In 1999, Hillary Rodham Clinton supported the Foster Care Independence Act, which supported the provision of Health insurance to former foster children up to age 21 through state Medicaid funds. The bill intended to ease the transition into adulthood for unadopted foster children.
Laura Bush (First Lady 2001-2009)
As First Lady, Laura Bush raised public awareness of women's heart disease. In cooperation with the National Heart, Lung, and Blood Institute, she created "The Heart Truth," a public service announcement to spread the word that heart disease is the leading cause of death among American women. Through the campaign, Laura Bush emphasized the importance of preventive screenings, healthy eating, and exercise. She urged women to recognize their risks for heart disease. She has continued this work even after leaving the White House, and as part of her public awareness campaign, red-colored gowns worn by 14 of America's First Ladies are currently on display at the Bush Presidential Library and Museum.
Laura Bush is also a strong supporter of mental Health promotion for children and young adults.
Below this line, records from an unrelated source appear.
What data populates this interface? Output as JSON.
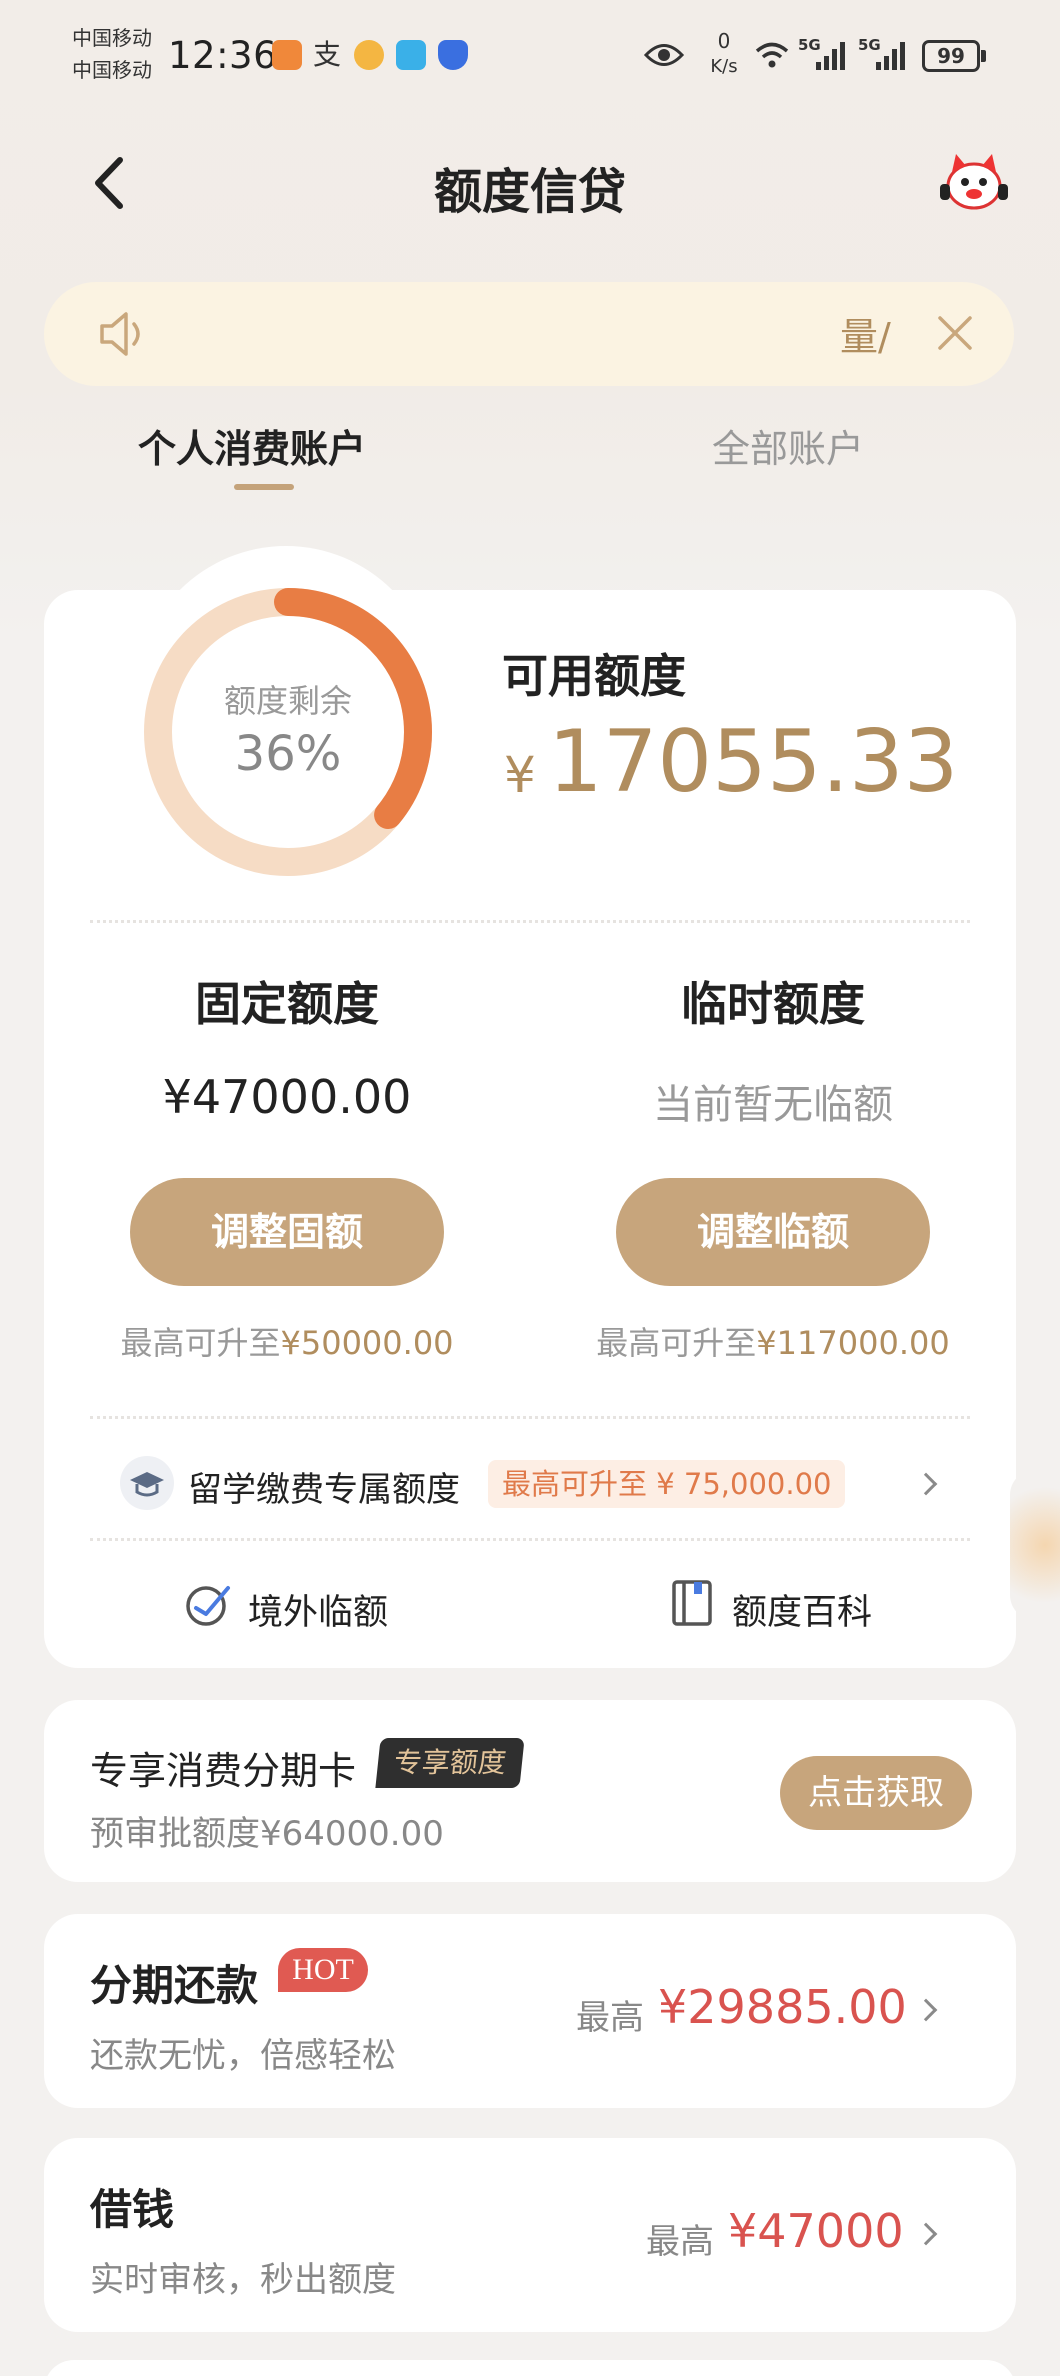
{
  "status_bar": {
    "carrier_1": "中国移动",
    "carrier_2": "中国移动",
    "time": "12:36",
    "net_speed_value": "0",
    "net_speed_unit": "K/s",
    "signal_1": "5G",
    "signal_2": "5G",
    "battery": "99"
  },
  "header": {
    "title": "额度信贷"
  },
  "notice": {
    "text": "量/"
  },
  "tabs": [
    {
      "label": "个人消费账户",
      "active": true
    },
    {
      "label": "全部账户",
      "active": false
    }
  ],
  "credit": {
    "ring_label": "额度剩余",
    "ring_percent": "36%",
    "remaining_fraction": 0.36,
    "available_label": "可用额度",
    "available_currency": "¥",
    "available_amount": "17055.33",
    "fixed": {
      "label": "固定额度",
      "value": "¥47000.00",
      "button": "调整固额",
      "max_prefix": "最高可升至",
      "max_value": "¥50000.00"
    },
    "temp": {
      "label": "临时额度",
      "value": "当前暂无临额",
      "button": "调整临额",
      "max_prefix": "最高可升至",
      "max_value": "¥117000.00"
    },
    "study": {
      "label": "留学缴费专属额度",
      "tag": "最高可升至 ¥ 75,000.00"
    },
    "links": {
      "overseas": "境外临额",
      "wiki": "额度百科"
    }
  },
  "installment_card": {
    "title": "专享消费分期卡",
    "badge": "专享额度",
    "sub": "预审批额度¥64000.00",
    "button": "点击获取"
  },
  "installment_repay": {
    "title": "分期还款",
    "badge": "HOT",
    "sub": "还款无忧，倍感轻松",
    "prefix": "最高",
    "amount": "¥29885.00"
  },
  "borrow": {
    "title": "借钱",
    "sub": "实时审核，秒出额度",
    "prefix": "最高",
    "amount": "¥47000"
  },
  "colors": {
    "accent_gold": "#c7a57c",
    "ring_orange": "#e87d44",
    "ring_track": "#f6dcc5",
    "amount_red": "#d9534f"
  }
}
She partnered with the Substance Abuse and Mental Health Services Administration (SAMHSA) to develop the Helping America's Youth Initiative, a call for Americans to engage in helping young people become healthy and successful adults.
Obesity has become a growing epidemic in the United States, with rates of childhood obesity tripling from three decades ago. In response, First Lady Michelle Obama initiated "Let's Move," a program dedicated to solving the problem of obesity within a generation. The program aims to reshape the nutritional environment in which children grow up by combining comprehensive strategies with common sense:
- Giving parents useful information about nutrition
- Providing kids healthier choices in schools
- Helping children become more physically active
- Ensuring that every family has access to healthy, affordable food.
Without the enduring efforts of our First Ladies, the Health standards of our nation would not be as high as they are today. First Ladies have raised awareness and forced conversations about Health issues Americans have faced and continue to struggle with. While many people will agree that our Health system is far from perfect, we now have access to information, prevention, and treatment programs that, without the help of the First Ladies, might not be available. So as we remember our Presidents, let us also recognize the First Ladies, past and present, for their contributions to the Health of the nation.